The time of year has arrived to compete in the search for the Holy
Grail.
The Holy Grail is not a lion at Cannes, or a gold in the Campaign
awards, or even Arsenal regaining the Premiership - but being lucky
enough to gain a place on an advertising graduate training scheme.
With the job market fluctuating and increasingly competitive, the number
of us graduates vying for a place can, at times, seem like mission
impossible.
The knowledge that almost 2,000 other applicants are applying for the
six or so coveted positions can lead one to think that it would probably
be easier to land a job as an astronaut than one in advertising.
However, this is not to say that I, as a hopeful graduate, will be
deterred from entering into this process.
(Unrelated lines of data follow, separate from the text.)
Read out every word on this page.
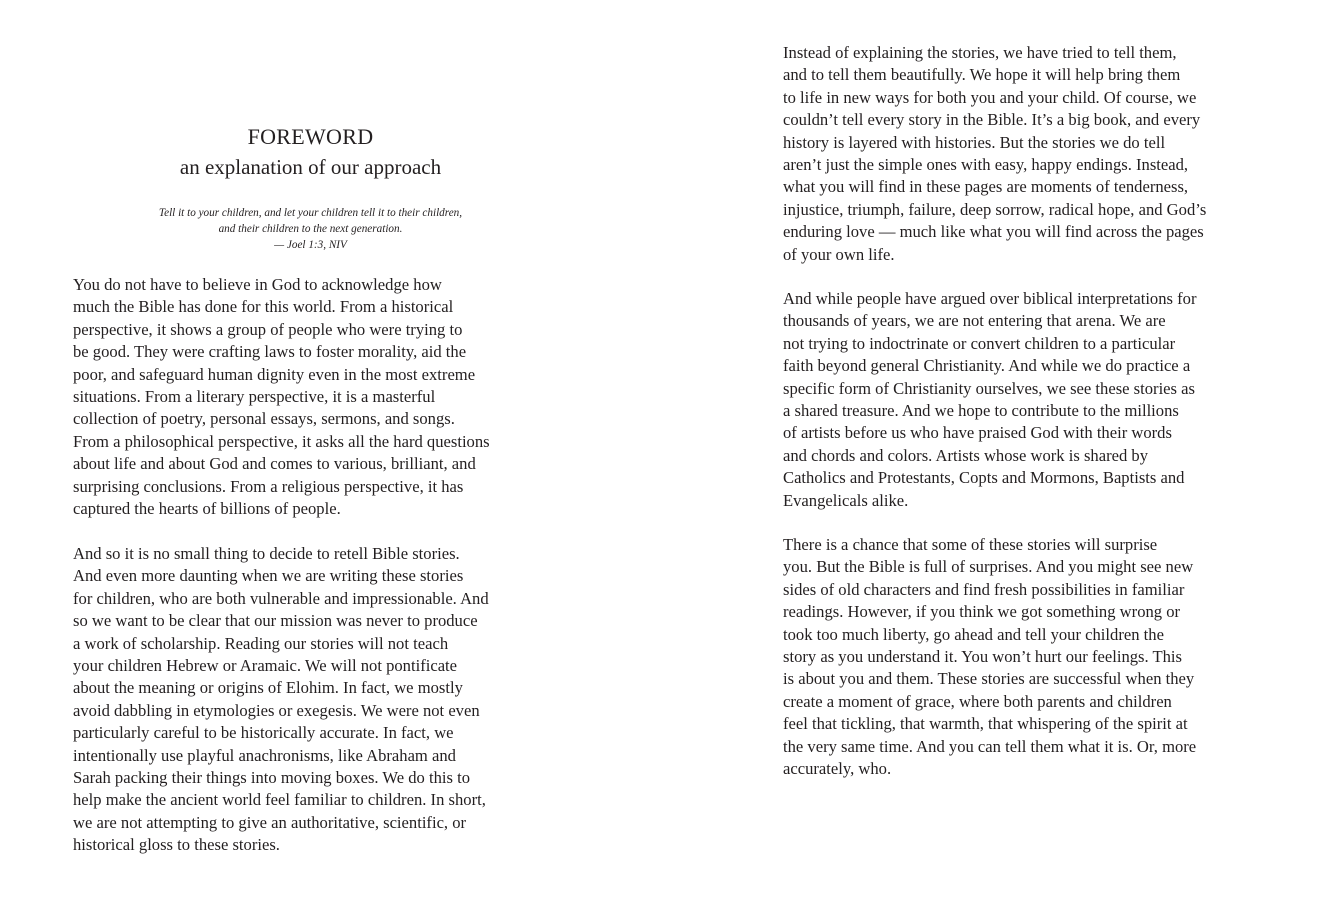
FOREWORD
an explanation of our approach
Tell it to your children, and let your children tell it to their children,
and their children to the next generation.
— Joel 1:3, NIV

You do not have to believe in God to acknowledge how
much the Bible has done for this world. From a historical
perspective, it shows a group of people who were trying to
be good. They were crafting laws to foster morality, aid the
poor, and safeguard human dignity even in the most extreme
situations. From a literary perspective, it is a masterful
collection of poetry, personal essays, sermons, and songs.
From a philosophical perspective, it asks all the hard questions
about life and about God and comes to various, brilliant, and
surprising conclusions. From a religious perspective, it has
captured the hearts of billions of people.

And so it is no small thing to decide to retell Bible stories.
And even more daunting when we are writing these stories
for children, who are both vulnerable and impressionable. And
so we want to be clear that our mission was never to produce
a work of scholarship. Reading our stories will not teach
your children Hebrew or Aramaic. We will not pontificate
about the meaning or origins of Elohim. In fact, we mostly
avoid dabbling in etymologies or exegesis. We were not even
particularly careful to be historically accurate. In fact, we
intentionally use playful anachronisms, like Abraham and
Sarah packing their things into moving boxes. We do this to
help make the ancient world feel familiar to children. In short,
we are not attempting to give an authoritative, scientific, or
historical gloss to these stories.

Instead of explaining the stories, we have tried to tell them,
and to tell them beautifully. We hope it will help bring them
to life in new ways for both you and your child. Of course, we
couldn’t tell every story in the Bible. It’s a big book, and every
history is layered with histories. But the stories we do tell
aren’t just the simple ones with easy, happy endings. Instead,
what you will find in these pages are moments of tenderness,
injustice, triumph, failure, deep sorrow, radical hope, and God’s
enduring love — much like what you will find across the pages
of your own life.

And while people have argued over biblical interpretations for
thousands of years, we are not entering that arena. We are
not trying to indoctrinate or convert children to a particular
faith beyond general Christianity. And while we do practice a
specific form of Christianity ourselves, we see these stories as
a shared treasure. And we hope to contribute to the millions
of artists before us who have praised God with their words
and chords and colors. Artists whose work is shared by
Catholics and Protestants, Copts and Mormons, Baptists and
Evangelicals alike.

There is a chance that some of these stories will surprise
you. But the Bible is full of surprises. And you might see new
sides of old characters and find fresh possibilities in familiar
readings. However, if you think we got something wrong or
took too much liberty, go ahead and tell your children the
story as you understand it. You won’t hurt our feelings. This
is about you and them. These stories are successful when they
create a moment of grace, where both parents and children
feel that tickling, that warmth, that whispering of the spirit at
the very same time. And you can tell them what it is. Or, more
accurately, who.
Quite the contrary, but all
that I ask is that organisations give a little more thought as to what
they are asking final-year graduates to undertake.
The current situation of trying to co-ordinate filling in what are
commonly regarded in university circles as the hardest of application
forms, with meeting essay deadlines and course work targets, is quite a
daunting task.
And interviews, for successful candidates, are inevitably held during
January and February - the very time when students are sitting half of
their final exams.
As if that wasn’t bad enough, we then have to find the money for the
costs of travelling and, in many cases, staying over, for
interviews.
In the majority of cases (admittedly only the first interview stage),
these costs are not reimbursed and can make another hefty contribution
to a student’s overdraft.
All I ask is that when interviewing a prospective candidate, agency
chiefs pause for a moment and consider what the hopeful students have
already gone through just to reach this early stage.